犬神憑きの少年と、その兄弟(3)
陽の光は大きく西に傾いて、ブランコに座るあまねの影を、深く地に縫い付けていた。
ダッフルコートに、マフラーを巻いて、新品のランドセルを背負ったまま項垂れる彼女の表情は、肩口で切り揃えられた髪に隠れて見えない。

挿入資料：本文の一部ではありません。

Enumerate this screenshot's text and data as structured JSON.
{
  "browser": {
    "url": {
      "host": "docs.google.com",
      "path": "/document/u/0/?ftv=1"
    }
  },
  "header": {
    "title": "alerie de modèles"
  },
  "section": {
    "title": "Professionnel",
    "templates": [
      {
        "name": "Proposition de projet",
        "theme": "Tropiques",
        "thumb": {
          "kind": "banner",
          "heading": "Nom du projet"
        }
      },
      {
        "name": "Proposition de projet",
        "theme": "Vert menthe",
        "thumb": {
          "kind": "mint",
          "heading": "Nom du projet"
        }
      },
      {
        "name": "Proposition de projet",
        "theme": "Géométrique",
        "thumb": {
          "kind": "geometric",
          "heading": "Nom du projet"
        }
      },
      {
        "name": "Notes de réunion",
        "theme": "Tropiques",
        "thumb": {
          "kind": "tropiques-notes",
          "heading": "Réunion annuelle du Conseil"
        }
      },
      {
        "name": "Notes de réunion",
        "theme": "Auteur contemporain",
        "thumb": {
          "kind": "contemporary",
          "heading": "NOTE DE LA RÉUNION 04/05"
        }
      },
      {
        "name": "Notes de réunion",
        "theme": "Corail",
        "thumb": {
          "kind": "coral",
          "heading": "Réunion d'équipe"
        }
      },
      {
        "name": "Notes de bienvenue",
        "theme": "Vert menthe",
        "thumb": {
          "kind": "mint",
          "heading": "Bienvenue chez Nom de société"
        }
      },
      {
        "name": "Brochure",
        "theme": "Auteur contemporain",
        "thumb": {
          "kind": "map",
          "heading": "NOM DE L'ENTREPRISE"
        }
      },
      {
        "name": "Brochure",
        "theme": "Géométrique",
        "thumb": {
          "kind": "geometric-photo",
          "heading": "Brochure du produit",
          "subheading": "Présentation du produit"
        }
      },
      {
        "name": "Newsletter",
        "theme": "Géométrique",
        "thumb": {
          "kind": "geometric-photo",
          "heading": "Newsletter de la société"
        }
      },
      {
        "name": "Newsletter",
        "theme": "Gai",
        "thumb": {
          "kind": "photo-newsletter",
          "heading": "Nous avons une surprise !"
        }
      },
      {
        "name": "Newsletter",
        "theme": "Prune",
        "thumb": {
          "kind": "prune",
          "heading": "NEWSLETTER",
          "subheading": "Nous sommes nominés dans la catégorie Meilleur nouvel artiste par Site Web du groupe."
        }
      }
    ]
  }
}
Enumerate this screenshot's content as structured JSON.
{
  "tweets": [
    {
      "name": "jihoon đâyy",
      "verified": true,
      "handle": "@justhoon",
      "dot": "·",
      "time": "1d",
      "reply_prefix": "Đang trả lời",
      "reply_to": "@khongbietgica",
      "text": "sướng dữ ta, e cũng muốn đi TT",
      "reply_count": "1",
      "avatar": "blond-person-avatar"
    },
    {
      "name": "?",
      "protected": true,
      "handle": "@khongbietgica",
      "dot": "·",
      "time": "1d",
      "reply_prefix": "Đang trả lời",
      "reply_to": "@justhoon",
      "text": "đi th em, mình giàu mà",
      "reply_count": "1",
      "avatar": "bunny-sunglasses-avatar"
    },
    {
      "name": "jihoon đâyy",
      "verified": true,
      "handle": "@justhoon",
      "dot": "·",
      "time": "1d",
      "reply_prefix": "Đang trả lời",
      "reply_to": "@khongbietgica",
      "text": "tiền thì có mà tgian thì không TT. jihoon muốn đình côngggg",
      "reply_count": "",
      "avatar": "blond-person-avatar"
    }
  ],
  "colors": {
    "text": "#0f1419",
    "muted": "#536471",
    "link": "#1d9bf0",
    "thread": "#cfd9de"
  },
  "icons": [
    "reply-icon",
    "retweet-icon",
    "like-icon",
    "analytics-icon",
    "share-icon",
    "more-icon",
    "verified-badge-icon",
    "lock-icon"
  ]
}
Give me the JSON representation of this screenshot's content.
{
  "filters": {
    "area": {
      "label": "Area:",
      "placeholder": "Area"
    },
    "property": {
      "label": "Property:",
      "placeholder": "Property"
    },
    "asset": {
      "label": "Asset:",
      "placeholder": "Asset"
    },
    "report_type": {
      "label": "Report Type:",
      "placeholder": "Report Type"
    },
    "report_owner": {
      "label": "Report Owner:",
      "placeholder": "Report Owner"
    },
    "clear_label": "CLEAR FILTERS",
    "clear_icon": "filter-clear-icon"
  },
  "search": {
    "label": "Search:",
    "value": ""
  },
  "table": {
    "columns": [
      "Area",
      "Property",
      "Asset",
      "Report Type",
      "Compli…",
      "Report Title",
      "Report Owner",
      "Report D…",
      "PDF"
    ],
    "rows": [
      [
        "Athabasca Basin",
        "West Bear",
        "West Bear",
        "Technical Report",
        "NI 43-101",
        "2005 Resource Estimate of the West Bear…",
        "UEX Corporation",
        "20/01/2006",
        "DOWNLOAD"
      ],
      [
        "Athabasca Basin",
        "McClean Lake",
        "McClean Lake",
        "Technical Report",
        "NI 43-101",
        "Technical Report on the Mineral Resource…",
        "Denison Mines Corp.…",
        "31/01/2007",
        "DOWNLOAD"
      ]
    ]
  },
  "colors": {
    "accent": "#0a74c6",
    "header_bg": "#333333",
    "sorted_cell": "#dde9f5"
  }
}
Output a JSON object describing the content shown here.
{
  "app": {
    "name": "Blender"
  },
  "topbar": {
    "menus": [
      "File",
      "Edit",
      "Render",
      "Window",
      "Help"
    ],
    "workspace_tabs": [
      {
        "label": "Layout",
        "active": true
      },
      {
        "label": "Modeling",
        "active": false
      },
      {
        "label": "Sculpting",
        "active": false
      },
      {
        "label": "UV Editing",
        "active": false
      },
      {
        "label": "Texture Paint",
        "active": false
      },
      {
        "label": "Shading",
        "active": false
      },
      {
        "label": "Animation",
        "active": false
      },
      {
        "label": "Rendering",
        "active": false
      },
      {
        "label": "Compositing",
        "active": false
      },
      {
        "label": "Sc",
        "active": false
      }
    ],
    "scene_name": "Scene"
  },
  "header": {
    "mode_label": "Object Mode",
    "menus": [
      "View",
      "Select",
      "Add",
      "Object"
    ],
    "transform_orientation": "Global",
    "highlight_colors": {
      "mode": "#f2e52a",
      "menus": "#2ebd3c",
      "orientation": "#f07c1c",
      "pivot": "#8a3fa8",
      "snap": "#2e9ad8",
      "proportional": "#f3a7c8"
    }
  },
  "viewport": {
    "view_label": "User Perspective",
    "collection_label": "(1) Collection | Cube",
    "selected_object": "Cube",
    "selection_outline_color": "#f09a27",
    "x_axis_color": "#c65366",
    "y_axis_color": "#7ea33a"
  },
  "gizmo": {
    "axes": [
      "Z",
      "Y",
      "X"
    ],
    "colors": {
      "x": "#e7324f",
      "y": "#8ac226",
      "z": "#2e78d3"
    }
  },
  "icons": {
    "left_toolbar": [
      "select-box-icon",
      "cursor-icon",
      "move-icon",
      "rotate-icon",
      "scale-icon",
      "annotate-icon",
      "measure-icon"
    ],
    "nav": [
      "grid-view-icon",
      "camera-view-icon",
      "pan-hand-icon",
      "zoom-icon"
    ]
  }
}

けれど、それを何処か別の所から見ている《あまね》は、自分が泣いているのを知っていた。
小学校にあがったばかりのころの、夢。
あまねは、学校が終わると一人で公園にいることが多かった。
母を失い、父は仕事で帰りが遅い。一緒に遊ぶ友人もいなかった――この世ならざる存在を見ることができるあまねを、同級生らは気味悪がって近づかなかったのだ。
まだ五歳の弟は、父が帰宅するまで保育園だ。
あまねも、学童保育を勧められたが、断った。……どうせ、そこでも一人になるに決まっている。だったら、初めから一人の方が良い…………。
「あまね」
不意に、聞こえた父の声に、あまねは顔を上げた。
珍しく、仕事を早く終えてきたのだろう。紺地の和装に身を包んだ父は、公園の入り口で微笑んで、あまねに片手を振っていた。「ねえちゃん」と、父と手を繋いでいた晟が、走り寄ってくる。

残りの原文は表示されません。